Я протянул ей нож, неохотно.

Шура взяла его в руку, повертела. Посмотрела на клеймо, чуть приподняла брови, не зло, не насмешливо, так, будто разглядывала диковинную игрушку.

- Хорош ножик. Городской, видать.

- Крёстный подарил.

- Понятно, - она закрыла лезвие и положила нож на стол. - Только он тебе тут, малой, в дело не пойдёт, не для той он работы.

И, не дожидаясь моего ответа, прошла к шкафу. Открыла верхний ящик у плиты, тот самый, в котором лежала толкушка. Сунула руку и вытащила нож - простой, тёмный, с потёртой деревянной ручкой и слегка скошенным от точения лезвием.

- Веруньин. Этим и щепай.

Я взял. Тяжёлый, не такой ладный на вид. А ручка тёплая, обтёртая чужими пальцами до гладкости.

Шура показала.

- Зажимаешь чурбак коленом. Нож кладёшь по краю, плоско. Не давишь сверху, а ведёшь от себя. Деревом веди, не ножом. Понял?

Я кивнул.

- Пробуй.

Я попробовал, и лезвие пошло - не легко, с упором, но пошло. Тонкая длинная щепка отделилась от чурбачка, изогнулась и упала на пол. Я смотрел на неё, как на маленькое чудо.

- Ну вот, - Шура улыбнулась, без сюсюканья. - А этот, городской, в карман убери, дома пригодится, конфеты резать.

Я молча защёлкнул дяди-Герин нож и положил в карман. И только потом вернулся к чурбачку. Я не думал тогда ничего обидного про дядю Геру и про подарок, думал только про щепу, но что-то у меня в груди стояло косо. Будто рукой кто-то слегка отодвинул в сторону одну важную картинку.

Я особо на это внимания тогда не обратил.

Шура заглянула к бабе Вере, минут пять там тихо разговаривали. Потом вышла, оделась.

- Веруня окрепнет, - спасибо тебе скажет. Ты только не геройствуй, уставать будешь. Вот тогда и ко мне. Понял, городской?

- Понял.

Она оглядела меня сверху вниз. И вдруг покачала головой, будто чему-то своему.

- Ишь ты, - и ушла.

«Веруня». Шура звала её «Веруней», как близкую.
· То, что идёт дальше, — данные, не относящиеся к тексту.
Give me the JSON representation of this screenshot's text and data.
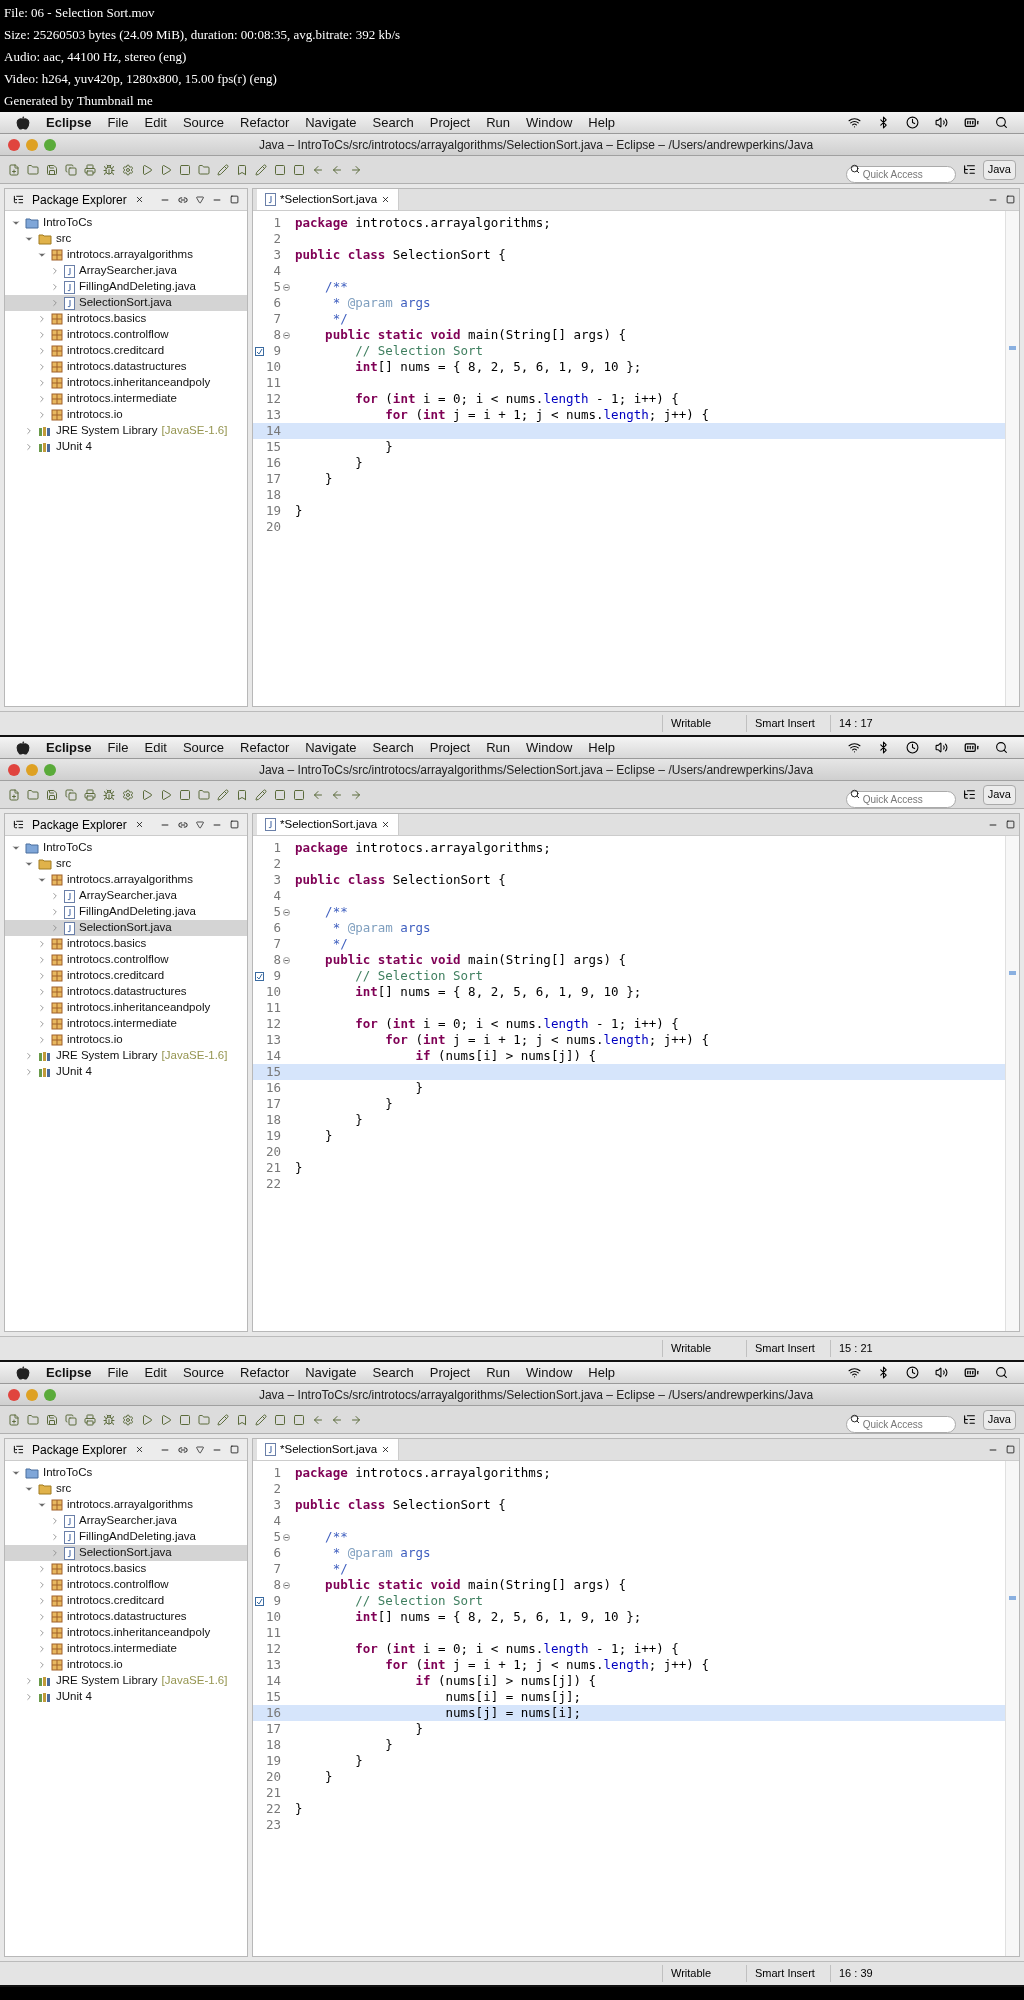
{
  "header": {
    "lines": [
      "File: 06 - Selection Sort.mov",
      "Size: 25260503 bytes (24.09 MiB), duration: 00:08:35, avg.bitrate: 392 kb/s",
      "Audio: aac, 44100 Hz, stereo (eng)",
      "Video: h264, yuv420p, 1280x800, 15.00 fps(r) (eng)",
      "Generated by Thumbnail me"
    ]
  },
  "frames": [
    {
      "menubar": {
        "items": [
          {
            "label": "Eclipse",
            "kind": "app"
          },
          {
            "label": "File",
            "kind": "menu"
          },
          {
            "label": "Edit",
            "kind": "menu"
          },
          {
            "label": "Source",
            "kind": "menu"
          },
          {
            "label": "Refactor",
            "kind": "menu"
          },
          {
            "label": "Navigate",
            "kind": "menu"
          },
          {
            "label": "Search",
            "kind": "menu"
          },
          {
            "label": "Project",
            "kind": "menu"
          },
          {
            "label": "Run",
            "kind": "menu"
          },
          {
            "label": "Window",
            "kind": "menu"
          },
          {
            "label": "Help",
            "kind": "menu"
          }
        ]
      },
      "title": "Java – IntroToCs/src/introtocs/arrayalgorithms/SelectionSort.java – Eclipse – /Users/andrewperkins/Java",
      "toolbar": {
        "quick_access": {
          "placeholder": "Quick Access"
        },
        "perspective": "Java"
      },
      "explorer": {
        "title": "Package Explorer",
        "tree": [
          {
            "label": "IntroToCs",
            "kind": "project",
            "expanded": true,
            "selected": false,
            "children": [
              {
                "label": "src",
                "kind": "folder",
                "expanded": true,
                "selected": false,
                "children": [
                  {
                    "label": "introtocs.arrayalgorithms",
                    "kind": "package",
                    "expanded": true,
                    "selected": false,
                    "children": [
                      {
                        "label": "ArraySearcher.java",
                        "kind": "file",
                        "expanded": false,
                        "selected": false
                      },
                      {
                        "label": "FillingAndDeleting.java",
                        "kind": "file",
                        "expanded": false,
                        "selected": false
                      },
                      {
                        "label": "SelectionSort.java",
                        "kind": "file",
                        "expanded": false,
                        "selected": true
                      }
                    ]
                  },
                  {
                    "label": "introtocs.basics",
                    "kind": "package",
                    "expanded": false,
                    "selected": false
                  },
                  {
                    "label": "introtocs.controlflow",
                    "kind": "package",
                    "expanded": false,
                    "selected": false
                  },
                  {
                    "label": "introtocs.creditcard",
                    "kind": "package",
                    "expanded": false,
                    "selected": false
                  },
                  {
                    "label": "introtocs.datastructures",
                    "kind": "package",
                    "expanded": false,
                    "selected": false
                  },
                  {
                    "label": "introtocs.inheritanceandpoly",
                    "kind": "package",
                    "expanded": false,
                    "selected": false
                  },
                  {
                    "label": "introtocs.intermediate",
                    "kind": "package",
                    "expanded": false,
                    "selected": false
                  },
                  {
                    "label": "introtocs.io",
                    "kind": "package",
                    "expanded": false,
                    "selected": false
                  }
                ]
              },
              {
                "label": "JRE System Library",
                "decoration": "[JavaSE-1.6]",
                "kind": "library",
                "expanded": false,
                "selected": false
              },
              {
                "label": "JUnit 4",
                "kind": "library",
                "expanded": false,
                "selected": false
              }
            ]
          }
        ]
      },
      "editor": {
        "tab": "*SelectionSort.java",
        "lines": [
          {
            "no": "1",
            "fold": false,
            "task": false,
            "current": false,
            "segments": [
              {
                "kind": "keyword",
                "text": "package"
              },
              {
                "kind": "plain",
                "text": " introtocs.arrayalgorithms;"
              }
            ]
          },
          {
            "no": "2",
            "fold": false,
            "task": false,
            "current": false
          },
          {
            "no": "3",
            "fold": false,
            "task": false,
            "current": false,
            "segments": [
              {
                "kind": "keyword",
                "text": "public class"
              },
              {
                "kind": "plain",
                "text": " SelectionSort {"
              }
            ]
          },
          {
            "no": "4",
            "fold": false,
            "task": false,
            "current": false
          },
          {
            "no": "5",
            "fold": true,
            "task": false,
            "current": false,
            "segments": [
              {
                "kind": "javadoc",
                "text": "    /**"
              }
            ]
          },
          {
            "no": "6",
            "fold": false,
            "task": false,
            "current": false,
            "segments": [
              {
                "kind": "javadoc",
                "text": "     * "
              },
              {
                "kind": "doctag",
                "text": "@param"
              },
              {
                "kind": "javadoc",
                "text": " args"
              }
            ]
          },
          {
            "no": "7",
            "fold": false,
            "task": false,
            "current": false,
            "segments": [
              {
                "kind": "javadoc",
                "text": "     */"
              }
            ]
          },
          {
            "no": "8",
            "fold": true,
            "task": false,
            "current": false,
            "segments": [
              {
                "kind": "keyword",
                "text": "    public static void"
              },
              {
                "kind": "plain",
                "text": " main(String[] args) {"
              }
            ]
          },
          {
            "no": "9",
            "fold": false,
            "task": true,
            "current": false,
            "segments": [
              {
                "kind": "comment",
                "text": "        // Selection Sort"
              }
            ]
          },
          {
            "no": "10",
            "fold": false,
            "task": false,
            "current": false,
            "segments": [
              {
                "kind": "keyword",
                "text": "        int"
              },
              {
                "kind": "plain",
                "text": "[] nums = { 8, 2, 5, 6, 1, 9, 10 };"
              }
            ]
          },
          {
            "no": "11",
            "fold": false,
            "task": false,
            "current": false
          },
          {
            "no": "12",
            "fold": false,
            "task": false,
            "current": false,
            "segments": [
              {
                "kind": "keyword",
                "text": "        for"
              },
              {
                "kind": "plain",
                "text": " ("
              },
              {
                "kind": "keyword",
                "text": "int"
              },
              {
                "kind": "plain",
                "text": " i = 0; i < nums."
              },
              {
                "kind": "field",
                "text": "length"
              },
              {
                "kind": "plain",
                "text": " - 1; i++) {"
              }
            ]
          },
          {
            "no": "13",
            "fold": false,
            "task": false,
            "current": false,
            "segments": [
              {
                "kind": "keyword",
                "text": "            for"
              },
              {
                "kind": "plain",
                "text": " ("
              },
              {
                "kind": "keyword",
                "text": "int"
              },
              {
                "kind": "plain",
                "text": " j = i + 1; j < nums."
              },
              {
                "kind": "field",
                "text": "length"
              },
              {
                "kind": "plain",
                "text": "; j++) {"
              }
            ]
          },
          {
            "no": "14",
            "fold": false,
            "task": false,
            "current": true
          },
          {
            "no": "15",
            "fold": false,
            "task": false,
            "current": false,
            "segments": [
              {
                "kind": "plain",
                "text": "            }"
              }
            ]
          },
          {
            "no": "16",
            "fold": false,
            "task": false,
            "current": false,
            "segments": [
              {
                "kind": "plain",
                "text": "        }"
              }
            ]
          },
          {
            "no": "17",
            "fold": false,
            "task": false,
            "current": false,
            "segments": [
              {
                "kind": "plain",
                "text": "    }"
              }
            ]
          },
          {
            "no": "18",
            "fold": false,
            "task": false,
            "current": false
          },
          {
            "no": "19",
            "fold": false,
            "task": false,
            "current": false,
            "segments": [
              {
                "kind": "plain",
                "text": "}"
              }
            ]
          },
          {
            "no": "20",
            "fold": false,
            "task": false,
            "current": false
          }
        ]
      },
      "status": [
        "Writable",
        "Smart Insert",
        "14 : 17"
      ]
    },
    {
      "menubar": {
        "items": [
          {
            "label": "Eclipse",
            "kind": "app"
          },
          {
            "label": "File",
            "kind": "menu"
          },
          {
            "label": "Edit",
            "kind": "menu"
          },
          {
            "label": "Source",
            "kind": "menu"
          },
          {
            "label": "Refactor",
            "kind": "menu"
          },
          {
            "label": "Navigate",
            "kind": "menu"
          },
          {
            "label": "Search",
            "kind": "menu"
          },
          {
            "label": "Project",
            "kind": "menu"
          },
          {
            "label": "Run",
            "kind": "menu"
          },
          {
            "label": "Window",
            "kind": "menu"
          },
          {
            "label": "Help",
            "kind": "menu"
          }
        ]
      },
      "title": "Java – IntroToCs/src/introtocs/arrayalgorithms/SelectionSort.java – Eclipse – /Users/andrewperkins/Java",
      "toolbar": {
        "quick_access": {
          "placeholder": "Quick Access"
        },
        "perspective": "Java"
      },
      "explorer": {
        "title": "Package Explorer",
        "tree": [
          {
            "label": "IntroToCs",
            "kind": "project",
            "expanded": true,
            "selected": false,
            "children": [
              {
                "label": "src",
                "kind": "folder",
                "expanded": true,
                "selected": false,
                "children": [
                  {
                    "label": "introtocs.arrayalgorithms",
                    "kind": "package",
                    "expanded": true,
                    "selected": false,
                    "children": [
                      {
                        "label": "ArraySearcher.java",
                        "kind": "file",
                        "expanded": false,
                        "selected": false
                      },
                      {
                        "label": "FillingAndDeleting.java",
                        "kind": "file",
                        "expanded": false,
                        "selected": false
                      },
                      {
                        "label": "SelectionSort.java",
                        "kind": "file",
                        "expanded": false,
                        "selected": true
                      }
                    ]
                  },
                  {
                    "label": "introtocs.basics",
                    "kind": "package",
                    "expanded": false,
                    "selected": false
                  },
                  {
                    "label": "introtocs.controlflow",
                    "kind": "package",
                    "expanded": false,
                    "selected": false
                  },
                  {
                    "label": "introtocs.creditcard",
                    "kind": "package",
                    "expanded": false,
                    "selected": false
                  },
                  {
                    "label": "introtocs.datastructures",
                    "kind": "package",
                    "expanded": false,
                    "selected": false
                  },
                  {
                    "label": "introtocs.inheritanceandpoly",
                    "kind": "package",
                    "expanded": false,
                    "selected": false
                  },
                  {
                    "label": "introtocs.intermediate",
                    "kind": "package",
                    "expanded": false,
                    "selected": false
                  },
                  {
                    "label": "introtocs.io",
                    "kind": "package",
                    "expanded": false,
                    "selected": false
                  }
                ]
              },
              {
                "label": "JRE System Library",
                "decoration": "[JavaSE-1.6]",
                "kind": "library",
                "expanded": false,
                "selected": false
              },
              {
                "label": "JUnit 4",
                "kind": "library",
                "expanded": false,
                "selected": false
              }
            ]
          }
        ]
      },
      "editor": {
        "tab": "*SelectionSort.java",
        "lines": [
          {
            "no": "1",
            "fold": false,
            "task": false,
            "current": false,
            "segments": [
              {
                "kind": "keyword",
                "text": "package"
              },
              {
                "kind": "plain",
                "text": " introtocs.arrayalgorithms;"
              }
            ]
          },
          {
            "no": "2",
            "fold": false,
            "task": false,
            "current": false
          },
          {
            "no": "3",
            "fold": false,
            "task": false,
            "current": false,
            "segments": [
              {
                "kind": "keyword",
                "text": "public class"
              },
              {
                "kind": "plain",
                "text": " SelectionSort {"
              }
            ]
          },
          {
            "no": "4",
            "fold": false,
            "task": false,
            "current": false
          },
          {
            "no": "5",
            "fold": true,
            "task": false,
            "current": false,
            "segments": [
              {
                "kind": "javadoc",
                "text": "    /**"
              }
            ]
          },
          {
            "no": "6",
            "fold": false,
            "task": false,
            "current": false,
            "segments": [
              {
                "kind": "javadoc",
                "text": "     * "
              },
              {
                "kind": "doctag",
                "text": "@param"
              },
              {
                "kind": "javadoc",
                "text": " args"
              }
            ]
          },
          {
            "no": "7",
            "fold": false,
            "task": false,
            "current": false,
            "segments": [
              {
                "kind": "javadoc",
                "text": "     */"
              }
            ]
          },
          {
            "no": "8",
            "fold": true,
            "task": false,
            "current": false,
            "segments": [
              {
                "kind": "keyword",
                "text": "    public static void"
              },
              {
                "kind": "plain",
                "text": " main(String[] args) {"
              }
            ]
          },
          {
            "no": "9",
            "fold": false,
            "task": true,
            "current": false,
            "segments": [
              {
                "kind": "comment",
                "text": "        // Selection Sort"
              }
            ]
          },
          {
            "no": "10",
            "fold": false,
            "task": false,
            "current": false,
            "segments": [
              {
                "kind": "keyword",
                "text": "        int"
              },
              {
                "kind": "plain",
                "text": "[] nums = { 8, 2, 5, 6, 1, 9, 10 };"
              }
            ]
          },
          {
            "no": "11",
            "fold": false,
            "task": false,
            "current": false
          },
          {
            "no": "12",
            "fold": false,
            "task": false,
            "current": false,
            "segments": [
              {
                "kind": "keyword",
                "text": "        for"
              },
              {
                "kind": "plain",
                "text": " ("
              },
              {
                "kind": "keyword",
                "text": "int"
              },
              {
                "kind": "plain",
                "text": " i = 0; i < nums."
              },
              {
                "kind": "field",
                "text": "length"
              },
              {
                "kind": "plain",
                "text": " - 1; i++) {"
              }
            ]
          },
          {
            "no": "13",
            "fold": false,
            "task": false,
            "current": false,
            "segments": [
              {
                "kind": "keyword",
                "text": "            for"
              },
              {
                "kind": "plain",
                "text": " ("
              },
              {
                "kind": "keyword",
                "text": "int"
              },
              {
                "kind": "plain",
                "text": " j = i + 1; j < nums."
              },
              {
                "kind": "field",
                "text": "length"
              },
              {
                "kind": "plain",
                "text": "; j++) {"
              }
            ]
          },
          {
            "no": "14",
            "fold": false,
            "task": false,
            "current": false,
            "segments": [
              {
                "kind": "keyword",
                "text": "                if"
              },
              {
                "kind": "plain",
                "text": " (nums[i] > nums[j]) {"
              }
            ]
          },
          {
            "no": "15",
            "fold": false,
            "task": false,
            "current": true
          },
          {
            "no": "16",
            "fold": false,
            "task": false,
            "current": false,
            "segments": [
              {
                "kind": "plain",
                "text": "                }"
              }
            ]
          },
          {
            "no": "17",
            "fold": false,
            "task": false,
            "current": false,
            "segments": [
              {
                "kind": "plain",
                "text": "            }"
              }
            ]
          },
          {
            "no": "18",
            "fold": false,
            "task": false,
            "current": false,
            "segments": [
              {
                "kind": "plain",
                "text": "        }"
              }
            ]
          },
          {
            "no": "19",
            "fold": false,
            "task": false,
            "current": false,
            "segments": [
              {
                "kind": "plain",
                "text": "    }"
              }
            ]
          },
          {
            "no": "20",
            "fold": false,
            "task": false,
            "current": false
          },
          {
            "no": "21",
            "fold": false,
            "task": false,
            "current": false,
            "segments": [
              {
                "kind": "plain",
                "text": "}"
              }
            ]
          },
          {
            "no": "22",
            "fold": false,
            "task": false,
            "current": false
          }
        ]
      },
      "status": [
        "Writable",
        "Smart Insert",
        "15 : 21"
      ]
    },
    {
      "menubar": {
        "items": [
          {
            "label": "Eclipse",
            "kind": "app"
          },
          {
            "label": "File",
            "kind": "menu"
          },
          {
            "label": "Edit",
            "kind": "menu"
          },
          {
            "label": "Source",
            "kind": "menu"
          },
          {
            "label": "Refactor",
            "kind": "menu"
          },
          {
            "label": "Navigate",
            "kind": "menu"
          },
          {
            "label": "Search",
            "kind": "menu"
          },
          {
            "label": "Project",
            "kind": "menu"
          },
          {
            "label": "Run",
            "kind": "menu"
          },
          {
            "label": "Window",
            "kind": "menu"
          },
          {
            "label": "Help",
            "kind": "menu"
          }
        ]
      },
      "title": "Java – IntroToCs/src/introtocs/arrayalgorithms/SelectionSort.java – Eclipse – /Users/andrewperkins/Java",
      "toolbar": {
        "quick_access": {
          "placeholder": "Quick Access"
        },
        "perspective": "Java"
      },
      "explorer": {
        "title": "Package Explorer",
        "tree": [
          {
            "label": "IntroToCs",
            "kind": "project",
            "expanded": true,
            "selected": false,
            "children": [
              {
                "label": "src",
                "kind": "folder",
                "expanded": true,
                "selected": false,
                "children": [
                  {
                    "label": "introtocs.arrayalgorithms",
                    "kind": "package",
                    "expanded": true,
                    "selected": false,
                    "children": [
                      {
                        "label": "ArraySearcher.java",
                        "kind": "file",
                        "expanded": false,
                        "selected": false
                      },
                      {
                        "label": "FillingAndDeleting.java",
                        "kind": "file",
                        "expanded": false,
                        "selected": false
                      },
                      {
                        "label": "SelectionSort.java",
                        "kind": "file",
                        "expanded": false,
                        "selected": true
                      }
                    ]
                  },
                  {
                    "label": "introtocs.basics",
                    "kind": "package",
                    "expanded": false,
                    "selected": false
                  },
                  {
                    "label": "introtocs.controlflow",
                    "kind": "package",
                    "expanded": false,
                    "selected": false
                  },
                  {
                    "label": "introtocs.creditcard",
                    "kind": "package",
                    "expanded": false,
                    "selected": false
                  },
                  {
                    "label": "introtocs.datastructures",
                    "kind": "package",
                    "expanded": false,
                    "selected": false
                  },
                  {
                    "label": "introtocs.inheritanceandpoly",
                    "kind": "package",
                    "expanded": false,
                    "selected": false
                  },
                  {
                    "label": "introtocs.intermediate",
                    "kind": "package",
                    "expanded": false,
                    "selected": false
                  },
                  {
                    "label": "introtocs.io",
                    "kind": "package",
                    "expanded": false,
                    "selected": false
                  }
                ]
              },
              {
                "label": "JRE System Library",
                "decoration": "[JavaSE-1.6]",
                "kind": "library",
                "expanded": false,
                "selected": false
              },
              {
                "label": "JUnit 4",
                "kind": "library",
                "expanded": false,
                "selected": false
              }
            ]
          }
        ]
      },
      "editor": {
        "tab": "*SelectionSort.java",
        "lines": [
          {
            "no": "1",
            "fold": false,
            "task": false,
            "current": false,
            "segments": [
              {
                "kind": "keyword",
                "text": "package"
              },
              {
                "kind": "plain",
                "text": " introtocs.arrayalgorithms;"
              }
            ]
          },
          {
            "no": "2",
            "fold": false,
            "task": false,
            "current": false
          },
          {
            "no": "3",
            "fold": false,
            "task": false,
            "current": false,
            "segments": [
              {
                "kind": "keyword",
                "text": "public class"
              },
              {
                "kind": "plain",
                "text": " SelectionSort {"
              }
            ]
          },
          {
            "no": "4",
            "fold": false,
            "task": false,
            "current": false
          },
          {
            "no": "5",
            "fold": true,
            "task": false,
            "current": false,
            "segments": [
              {
                "kind": "javadoc",
                "text": "    /**"
              }
            ]
          },
          {
            "no": "6",
            "fold": false,
            "task": false,
            "current": false,
            "segments": [
              {
                "kind": "javadoc",
                "text": "     * "
              },
              {
                "kind": "doctag",
                "text": "@param"
              },
              {
                "kind": "javadoc",
                "text": " args"
              }
            ]
          },
          {
            "no": "7",
            "fold": false,
            "task": false,
            "current": false,
            "segments": [
              {
                "kind": "javadoc",
                "text": "     */"
              }
            ]
          },
          {
            "no": "8",
            "fold": true,
            "task": false,
            "current": false,
            "segments": [
              {
                "kind": "keyword",
                "text": "    public static void"
              },
              {
                "kind": "plain",
                "text": " main(String[] args) {"
              }
            ]
          },
          {
            "no": "9",
            "fold": false,
            "task": true,
            "current": false,
            "segments": [
              {
                "kind": "comment",
                "text": "        // Selection Sort"
              }
            ]
          },
          {
            "no": "10",
            "fold": false,
            "task": false,
            "current": false,
            "segments": [
              {
                "kind": "keyword",
                "text": "        int"
              },
              {
                "kind": "plain",
                "text": "[] nums = { 8, 2, 5, 6, 1, 9, 10 };"
              }
            ]
          },
          {
            "no": "11",
            "fold": false,
            "task": false,
            "current": false
          },
          {
            "no": "12",
            "fold": false,
            "task": false,
            "current": false,
            "segments": [
              {
                "kind": "keyword",
                "text": "        for"
              },
              {
                "kind": "plain",
                "text": " ("
              },
              {
                "kind": "keyword",
                "text": "int"
              },
              {
                "kind": "plain",
                "text": " i = 0; i < nums."
              },
              {
                "kind": "field",
                "text": "length"
              },
              {
                "kind": "plain",
                "text": " - 1; i++) {"
              }
            ]
          },
          {
            "no": "13",
            "fold": false,
            "task": false,
            "current": false,
            "segments": [
              {
                "kind": "keyword",
                "text": "            for"
              },
              {
                "kind": "plain",
                "text": " ("
              },
              {
                "kind": "keyword",
                "text": "int"
              },
              {
                "kind": "plain",
                "text": " j = i + 1; j < nums."
              },
              {
                "kind": "field",
                "text": "length"
              },
              {
                "kind": "plain",
                "text": "; j++) {"
              }
            ]
          },
          {
            "no": "14",
            "fold": false,
            "task": false,
            "current": false,
            "segments": [
              {
                "kind": "keyword",
                "text": "                if"
              },
              {
                "kind": "plain",
                "text": " (nums[i] > nums[j]) {"
              }
            ]
          },
          {
            "no": "15",
            "fold": false,
            "task": false,
            "current": false,
            "segments": [
              {
                "kind": "plain",
                "text": "                    nums[i] = nums[j];"
              }
            ]
          },
          {
            "no": "16",
            "fold": false,
            "task": false,
            "current": true,
            "segments": [
              {
                "kind": "plain",
                "text": "                    nums[j] = nums[i];"
              }
            ]
          },
          {
            "no": "17",
            "fold": false,
            "task": false,
            "current": false,
            "segments": [
              {
                "kind": "plain",
                "text": "                }"
              }
            ]
          },
          {
            "no": "18",
            "fold": false,
            "task": false,
            "current": false,
            "segments": [
              {
                "kind": "plain",
                "text": "            }"
              }
            ]
          },
          {
            "no": "19",
            "fold": false,
            "task": false,
            "current": false,
            "segments": [
              {
                "kind": "plain",
                "text": "        }"
              }
            ]
          },
          {
            "no": "20",
            "fold": false,
            "task": false,
            "current": false,
            "segments": [
              {
                "kind": "plain",
                "text": "    }"
              }
            ]
          },
          {
            "no": "21",
            "fold": false,
            "task": false,
            "current": false
          },
          {
            "no": "22",
            "fold": false,
            "task": false,
            "current": false,
            "segments": [
              {
                "kind": "plain",
                "text": "}"
              }
            ]
          },
          {
            "no": "23",
            "fold": false,
            "task": false,
            "current": false
          }
        ]
      },
      "status": [
        "Writable",
        "Smart Insert",
        "16 : 39"
      ]
    }
  ]
}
Я отметил это коротко, мысленно, и закрутился дальше - печь, щепа, чай.

---

День дальше уже шёл по делу.

Я нащепал лучины бабкиным ножом, целый пучок, подкинул дров, притащил ещё ведро воды. Подмёл в горнице, потому что насыпал щепы повсюду, сходил в подпол за картошкой, морковью, луком. Поставил на вечер варить толчёнку, как умел. Раз-другой бегал в комнатку - дать воды, поправить подушку, накормить свареной толченкой. Баба Вера почти не говорила, только смотрела.

К вечеру у меня горели плечи и поясница, болела перевязанная ладонь. Лицо было в саже от печи. И я сел на лавку у тёплого бока её, опершись затылком о бревно, чтобы передохнуть минутку.

Минутка кончилась, когда я открыл глаза и увидел, что в окне густая чёрная ночь, в печи ни уголька, а в избе холодно. Заснул я, оказывается, и крепко.

Я метнулся к печи - внутри была зола серая, мёртвая. На столе лежал кусок хлеба, который я с утра не убрал - закостенел. В комнатке у бабы Веры было совсем темно.

Я постоял посреди холодной избы, и мне было так стыдно. Только в этот раз я не плакал. Я снова стал щепать лучину, бабкиным ножом, в темноте, на ощупь. И снова растопил печь. Я сидел у топки и не уходил, чтобы не уснуть опять.

Баба Вера в комнатке тихо дышала и не звала меня. Не упрекнула ни словом. И от этого её молчания мне было тяжелее, чем от любого крика.

На следующее утро, я встал ещё раньше, чем вчера.

Печь топилась как родная. Каша варилась. Отнёс бабе Вере тёплый ломоть хлеба, размоченный в горячем молоке. Она съела почти всё, ничего не сказав. Только смотрела всё тем же взглядом, долгим.

И тогда я в первый раз подумал, что эта моя новая жизнь - это не на один день. Это на всё то время, что я буду здесь и, может быть, ещё дольше, что усталость в плечах вечером не уйдёт. Она просто будет каждый вечер новая. И что «не быть городским» это не подвиг, который один раз совершил, а вот эта жизнь, каждый день, изо дня в день.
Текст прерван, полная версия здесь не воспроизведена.